Fanciulla being an exercise in operatic realism, there’s another route open to fulfillment, and that would be through far sharper definition in physical characterization. Belasco’s own work with the Met’s singers was said to have resulted in an unprecedented level of individuation and believability among them. I doubt that this is achievable in the context of a repertory revival, or even in a well-rehearsed new production amid repertory demands. Too much depends on training and rehearsal habits, and on an aspiration to the far more vividly theatricalized kind of “operatic realism” that Belasco and Puccini were seeking—a kind that aimed for the the new verisimilitudinous style while remaining informed by the heightened rhetorics of voice and body derived from the old. That would require a different kind of ensemble, a different way of working. And a director of Belasco-like reputation and authority.

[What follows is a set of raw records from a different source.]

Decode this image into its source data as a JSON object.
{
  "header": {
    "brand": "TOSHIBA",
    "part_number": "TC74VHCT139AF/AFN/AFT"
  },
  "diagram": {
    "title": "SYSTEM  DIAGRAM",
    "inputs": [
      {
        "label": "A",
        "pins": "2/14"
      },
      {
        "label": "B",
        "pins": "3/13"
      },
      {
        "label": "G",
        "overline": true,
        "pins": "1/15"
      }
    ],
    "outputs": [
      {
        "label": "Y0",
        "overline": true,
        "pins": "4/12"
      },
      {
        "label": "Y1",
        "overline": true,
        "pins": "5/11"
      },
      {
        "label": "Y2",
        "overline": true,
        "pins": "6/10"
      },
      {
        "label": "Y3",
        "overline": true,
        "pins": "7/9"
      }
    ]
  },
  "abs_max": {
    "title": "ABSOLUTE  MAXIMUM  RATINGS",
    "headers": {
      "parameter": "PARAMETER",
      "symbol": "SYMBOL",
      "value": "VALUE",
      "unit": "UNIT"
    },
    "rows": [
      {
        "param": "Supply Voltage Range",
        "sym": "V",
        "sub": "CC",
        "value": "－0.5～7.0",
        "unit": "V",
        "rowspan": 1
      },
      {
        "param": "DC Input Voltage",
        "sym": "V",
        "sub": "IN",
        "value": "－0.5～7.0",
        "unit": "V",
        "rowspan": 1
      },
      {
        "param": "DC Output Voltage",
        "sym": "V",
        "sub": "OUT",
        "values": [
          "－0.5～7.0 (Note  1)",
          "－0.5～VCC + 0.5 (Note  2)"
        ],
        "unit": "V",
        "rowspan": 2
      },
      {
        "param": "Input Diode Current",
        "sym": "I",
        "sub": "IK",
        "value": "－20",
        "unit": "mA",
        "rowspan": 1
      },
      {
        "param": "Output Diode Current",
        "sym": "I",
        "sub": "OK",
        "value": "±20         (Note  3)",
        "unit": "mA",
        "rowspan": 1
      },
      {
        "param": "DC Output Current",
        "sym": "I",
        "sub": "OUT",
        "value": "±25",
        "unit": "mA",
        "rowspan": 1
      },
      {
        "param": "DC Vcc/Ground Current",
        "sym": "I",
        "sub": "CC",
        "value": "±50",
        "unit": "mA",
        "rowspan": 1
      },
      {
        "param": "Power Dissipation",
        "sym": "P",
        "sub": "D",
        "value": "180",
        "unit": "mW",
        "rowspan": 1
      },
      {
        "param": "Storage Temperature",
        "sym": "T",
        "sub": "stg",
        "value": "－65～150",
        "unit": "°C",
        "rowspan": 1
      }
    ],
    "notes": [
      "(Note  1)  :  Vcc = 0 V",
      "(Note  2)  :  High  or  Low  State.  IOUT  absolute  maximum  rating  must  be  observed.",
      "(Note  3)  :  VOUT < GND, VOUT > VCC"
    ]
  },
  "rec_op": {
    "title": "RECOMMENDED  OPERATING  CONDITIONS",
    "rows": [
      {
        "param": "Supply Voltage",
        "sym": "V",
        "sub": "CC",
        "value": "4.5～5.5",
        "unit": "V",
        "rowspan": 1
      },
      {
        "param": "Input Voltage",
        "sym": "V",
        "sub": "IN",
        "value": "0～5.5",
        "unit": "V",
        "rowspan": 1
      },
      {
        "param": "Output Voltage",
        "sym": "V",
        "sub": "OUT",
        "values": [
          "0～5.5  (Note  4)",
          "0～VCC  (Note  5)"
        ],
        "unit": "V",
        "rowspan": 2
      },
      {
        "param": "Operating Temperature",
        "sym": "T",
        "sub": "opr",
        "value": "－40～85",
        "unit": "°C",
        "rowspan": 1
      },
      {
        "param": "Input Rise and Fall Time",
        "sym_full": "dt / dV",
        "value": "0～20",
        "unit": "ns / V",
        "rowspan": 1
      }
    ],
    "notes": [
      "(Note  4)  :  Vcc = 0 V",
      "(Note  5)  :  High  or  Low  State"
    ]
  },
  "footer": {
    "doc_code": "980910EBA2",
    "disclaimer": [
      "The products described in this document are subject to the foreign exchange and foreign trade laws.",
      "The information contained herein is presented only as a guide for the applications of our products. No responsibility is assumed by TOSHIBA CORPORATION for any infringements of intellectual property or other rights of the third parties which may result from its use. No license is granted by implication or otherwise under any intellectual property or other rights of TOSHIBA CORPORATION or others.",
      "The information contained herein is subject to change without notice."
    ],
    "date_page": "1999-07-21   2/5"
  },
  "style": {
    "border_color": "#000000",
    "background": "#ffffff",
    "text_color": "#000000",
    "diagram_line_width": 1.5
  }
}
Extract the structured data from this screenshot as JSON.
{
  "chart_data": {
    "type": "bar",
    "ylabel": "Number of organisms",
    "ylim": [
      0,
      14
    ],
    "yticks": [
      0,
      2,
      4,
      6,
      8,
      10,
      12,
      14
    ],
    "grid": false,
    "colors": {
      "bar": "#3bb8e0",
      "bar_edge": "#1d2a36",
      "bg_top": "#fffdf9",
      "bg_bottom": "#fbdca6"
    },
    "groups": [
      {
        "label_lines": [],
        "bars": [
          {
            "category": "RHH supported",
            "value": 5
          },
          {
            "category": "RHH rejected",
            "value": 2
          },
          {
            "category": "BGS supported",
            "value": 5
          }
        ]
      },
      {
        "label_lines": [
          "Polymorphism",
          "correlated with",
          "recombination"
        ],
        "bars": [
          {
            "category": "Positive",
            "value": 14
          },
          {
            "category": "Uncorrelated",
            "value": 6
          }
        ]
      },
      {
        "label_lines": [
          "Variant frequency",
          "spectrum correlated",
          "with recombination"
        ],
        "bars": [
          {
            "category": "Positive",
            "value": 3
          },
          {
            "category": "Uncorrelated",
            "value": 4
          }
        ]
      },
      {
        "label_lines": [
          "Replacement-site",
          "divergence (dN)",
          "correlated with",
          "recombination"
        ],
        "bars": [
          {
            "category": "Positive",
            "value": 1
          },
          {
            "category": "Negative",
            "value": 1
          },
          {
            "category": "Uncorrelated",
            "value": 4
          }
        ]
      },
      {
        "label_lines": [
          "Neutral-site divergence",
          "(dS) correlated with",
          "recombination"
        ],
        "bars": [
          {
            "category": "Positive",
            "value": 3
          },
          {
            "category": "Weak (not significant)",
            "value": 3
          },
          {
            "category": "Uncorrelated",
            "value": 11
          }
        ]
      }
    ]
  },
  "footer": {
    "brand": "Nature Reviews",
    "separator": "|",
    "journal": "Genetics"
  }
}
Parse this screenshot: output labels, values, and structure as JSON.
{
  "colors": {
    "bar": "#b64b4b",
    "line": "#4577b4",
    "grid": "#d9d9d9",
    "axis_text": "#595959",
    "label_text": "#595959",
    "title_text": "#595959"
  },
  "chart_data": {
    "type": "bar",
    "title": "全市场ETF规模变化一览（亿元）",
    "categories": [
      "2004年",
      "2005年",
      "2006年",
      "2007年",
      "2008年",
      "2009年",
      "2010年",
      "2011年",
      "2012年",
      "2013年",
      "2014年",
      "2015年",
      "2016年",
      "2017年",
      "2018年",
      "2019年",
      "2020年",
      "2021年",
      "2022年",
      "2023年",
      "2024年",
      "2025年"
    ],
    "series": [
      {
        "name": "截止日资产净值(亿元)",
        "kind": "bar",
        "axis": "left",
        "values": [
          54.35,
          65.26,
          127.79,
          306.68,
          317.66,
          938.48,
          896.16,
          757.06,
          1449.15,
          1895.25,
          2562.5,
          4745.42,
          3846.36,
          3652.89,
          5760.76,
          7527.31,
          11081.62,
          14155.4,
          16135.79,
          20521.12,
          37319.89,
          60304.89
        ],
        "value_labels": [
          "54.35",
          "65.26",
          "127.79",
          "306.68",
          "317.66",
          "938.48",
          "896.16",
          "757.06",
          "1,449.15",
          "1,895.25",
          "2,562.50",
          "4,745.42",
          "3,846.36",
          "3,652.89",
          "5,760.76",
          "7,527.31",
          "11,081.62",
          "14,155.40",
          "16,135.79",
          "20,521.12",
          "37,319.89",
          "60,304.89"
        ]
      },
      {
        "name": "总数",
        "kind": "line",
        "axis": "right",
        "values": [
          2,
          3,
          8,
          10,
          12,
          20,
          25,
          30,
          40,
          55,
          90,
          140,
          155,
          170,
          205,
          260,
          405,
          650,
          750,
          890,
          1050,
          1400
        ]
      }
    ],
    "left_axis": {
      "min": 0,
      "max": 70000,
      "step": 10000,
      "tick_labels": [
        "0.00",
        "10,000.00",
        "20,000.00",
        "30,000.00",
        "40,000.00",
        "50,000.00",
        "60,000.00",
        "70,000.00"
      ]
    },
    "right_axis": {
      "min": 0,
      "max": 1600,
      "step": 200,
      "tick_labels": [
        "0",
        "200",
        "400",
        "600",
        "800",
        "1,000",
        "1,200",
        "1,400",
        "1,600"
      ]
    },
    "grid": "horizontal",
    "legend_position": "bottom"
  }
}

Before the modern acting sensibility began to take hold, the search for theatrical verisimilitude had begun with close attention to lifelike detail in set, property, and costume design, most often with the meticulous reconstruction of a historical or legendary time and place as the goal. (And Fanciulla, like all Puccini’s operas save Il Tabarro and Suor Angelica, was at the time of its composition already a “period piece.” Those “halcyon days of ’49” were sixty years gone.) That is still how “realism” or “traditional style” is spoken of in day-to-day opera criticism—in terms of design, more than of character behavior. (In her book, Marker recounts how much stress Belasco put—and here he truly sounds like a Stanislavskian—on the interrelationship of the two, the effect of a lifelike physical environment and the authenticity of props on not only the audience, but the actors. “If the actors are thoroughly steeped in the atmosphere, they will radiate it,” he said. So let’s take a look at a single aspect of the “traditional” (and in many respects pleasing and appropriate) production design Del Monaco and Scott conceived for Fanciulla, the juxtaposition of the outdoor environment with the indoor spaces that contain the action of the first two acts. That’s an aspect that was of importance to both the playwright and the composer.